I check on all of our cows, what has happened overnight and if they need to be milked. We have around 120 milking dairy cows (who use robotic milkers), 600 breading ewes and also some beef cows as well. It is a busy farm and we never have a dull day!
When that’s done, I’ll head back up to the house to get the kids out of bed. Once they’re fed and dressed, I’ll see them off on the school bus and then check to see what else needs done on the farm. I go via the office this time to make sure everything is set up for the day and check if I can help the office girls with anything. My daily working routine will then include stock work with sheep and dealing with cows or calves.
On top of being a full-time dairy farmer, I also run Roan’s Dairy. This is where we sell and deliver our milk to the doorsteps of customers in Dumfries and Galloway.
I then pick my youngest son up from school at 3.10pm. I like to be home by 3.45pm so I’m there for my eldest coming home from high school too.
We have a wee afternoon routine. We all have a cup of tea together and talk about our days. I then head back out to the farm until 6pm and come back to make their dinner. We always have dinner as a family; my husband, the two boys and me. I spend the rest of the evening with them until they go to bed.
Once they’re sleeping, I do my last checks of the farm. I make sure the cows are alright before heading to bed. It can be a long day because you never really switch off from the job.

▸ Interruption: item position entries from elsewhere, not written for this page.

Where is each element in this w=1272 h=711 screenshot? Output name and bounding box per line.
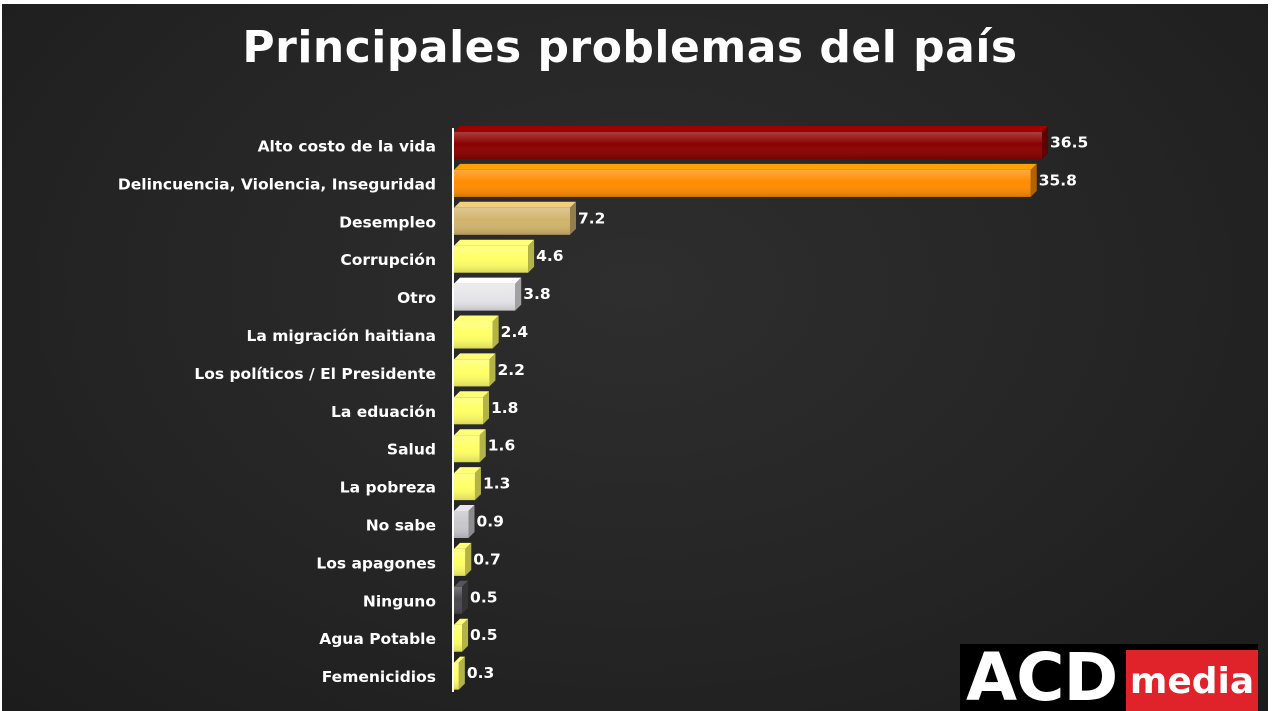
bar-side-face [458, 656, 465, 690]
bar-group: Salud 1.6 [387, 429, 515, 463]
bar-side-face [479, 429, 486, 463]
bar-side-face [1030, 163, 1037, 197]
category-label: Los apagones [316, 554, 436, 572]
bar-group: La pobreza 1.3 [340, 467, 510, 501]
value-label: 0.5 [470, 588, 497, 606]
bar-top-face [454, 542, 472, 549]
logo-media-text: media [1126, 650, 1258, 711]
bar-highlight [454, 245, 529, 273]
category-label: Desempleo [339, 213, 436, 231]
bar-top-face [454, 126, 1048, 132]
bar-top-face [454, 580, 469, 587]
bar-highlight [454, 283, 516, 311]
bar-group: La eduación 1.8 [331, 391, 518, 425]
category-label: Otro [397, 289, 436, 307]
bar-highlight [454, 548, 466, 576]
value-label: 0.7 [473, 550, 500, 568]
value-label: 0.5 [470, 626, 497, 644]
bar-top-face [454, 391, 489, 398]
bar-highlight [454, 207, 570, 235]
value-label: 2.4 [501, 323, 529, 341]
bar-top-face [454, 353, 496, 360]
logo-acd-text: ACD [966, 639, 1118, 711]
bar-side-face [569, 201, 576, 235]
bar-side-face [474, 467, 481, 501]
bar-side-face [528, 239, 535, 273]
bar-group: Agua Potable 0.5 [319, 618, 498, 652]
category-label: Femenicidios [322, 668, 436, 686]
bar-group: La migración haitiana 2.4 [247, 315, 529, 349]
slide-background: Principales problemas del país Alto cost… [2, 4, 1268, 711]
bar-highlight [454, 321, 493, 349]
bar-group: Alto costo de la vida 36.5 [258, 126, 1088, 159]
bar-side-face [465, 542, 472, 576]
bar-highlight [454, 624, 463, 652]
bar-side-face [492, 315, 499, 349]
value-label: 2.2 [497, 361, 524, 379]
bar-top-face [454, 239, 535, 246]
bar-side-face [462, 580, 469, 614]
bar-highlight [454, 586, 463, 614]
bar-highlight [454, 359, 490, 387]
bar-group: Desempleo 7.2 [339, 201, 605, 235]
bar-group: Otro 3.8 [397, 277, 551, 311]
value-label: 3.8 [523, 285, 550, 303]
category-label: La migración haitiana [247, 327, 436, 345]
value-label: 1.8 [491, 399, 518, 417]
value-label: 1.3 [483, 475, 510, 493]
value-label: 7.2 [578, 209, 605, 227]
category-label: No sabe [366, 517, 436, 535]
category-label: Los políticos / El Presidente [194, 365, 436, 383]
bar-side-face [482, 391, 489, 425]
bar-group: Los apagones 0.7 [316, 542, 501, 576]
category-label: Delincuencia, Violencia, Inseguridad [118, 175, 436, 193]
value-label: 36.5 [1050, 134, 1088, 152]
bar-side-face [515, 277, 522, 311]
bar-highlight [454, 511, 469, 538]
bar-highlight [454, 132, 1042, 159]
bar-top-face [454, 467, 481, 474]
acd-media-logo: ACD media [960, 644, 1258, 711]
bar-group: Femenicidios 0.3 [322, 656, 494, 690]
value-label: 0.9 [476, 513, 503, 531]
bar-highlight [454, 473, 475, 501]
category-label: Ninguno [363, 592, 436, 610]
bar-top-face [454, 505, 475, 511]
category-label: Salud [387, 441, 436, 459]
category-label: Alto costo de la vida [258, 138, 436, 156]
chart-title: Principales problemas del país [242, 22, 1018, 73]
bar-group: Delincuencia, Violencia, Inseguridad 35.8 [118, 163, 1077, 197]
bar-highlight [454, 435, 480, 463]
category-label: Corrupción [340, 251, 436, 269]
bar-side-face [462, 618, 469, 652]
bar-highlight [454, 397, 483, 425]
bar-top-face [454, 201, 576, 208]
bar-top-face [454, 618, 469, 625]
category-label: Agua Potable [319, 630, 436, 648]
value-label: 4.6 [536, 247, 563, 265]
bar-group: No sabe 0.9 [366, 505, 504, 538]
bar-group: Corrupción 4.6 [340, 239, 564, 273]
bar-highlight [454, 662, 459, 690]
bar-top-face [454, 277, 522, 284]
bar-side-face [489, 353, 496, 387]
bar-top-face [454, 429, 486, 436]
bar-top-face [454, 163, 1037, 170]
bar-side-face [468, 505, 475, 538]
bar-group: Los políticos / El Presidente 2.2 [194, 353, 525, 387]
bar-side-face [1042, 126, 1048, 159]
value-label: 0.3 [467, 664, 494, 682]
bar-top-face [454, 656, 465, 663]
value-label: 1.6 [488, 437, 515, 455]
value-label: 35.8 [1039, 171, 1077, 189]
bar-group: Ninguno 0.5 [363, 580, 498, 614]
bar-chart: Alto costo de la vida 36.5 Delincuencia, V… [118, 126, 1088, 692]
category-label: La pobreza [340, 479, 436, 497]
bar-top-face [454, 315, 499, 322]
bar-highlight [454, 169, 1031, 197]
category-label: La eduación [331, 403, 436, 421]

As a family we obviously live on the farm and work is on your mind 24/7. The only thing my husband and I ever argue about is work and we rarely get holidays.
Our life is also ruled by the weather. Every morning I turn on the TV to find out what the weather is set to be for the rest of the day. It is a factor for all the animals too – it is a major part of our business.
When I am working on the farm I wear anything that has a bit of give and stretch in it. I don’t want to bend over and my bum to be showing! I live in wellies, waterproof trousers and basically I am permanently covered in cow poo. You never stay clean in this job so I wear old clothes and stretchy jeans. Plus big knickers. You can’t wear tiny knickers in this job!
The thing I love most about my job is working with the cows. I talk to them a lot – most people will probably think I am bonkers. I also love getting a hug from them and seeing them thriving. You can just tell by looking at an animal if it is happy or not and that is just the best feeling. I always say good morning and good night to them too.
The most difficult thing is when they’re ill. They are like all animals and sometimes they are sick for no particular reason. That can be quite difficult to deal with. The money side of it is challenging too. We pour our blood, sweat and tears into it. It’s not a job, it is our life, and it is such an undervalued and under appreciated sector. What we get back doesn’t cover our costs. It is hard but farming is in our blood.
I’ve always been a massive advocate of women in farming. While I’ve been very fortunate and not encountered any problems, I know that isn’t the case for every woman. I am very involved in the Women in Agriculture Scotland group and believe everyone needs to support each other in this industry.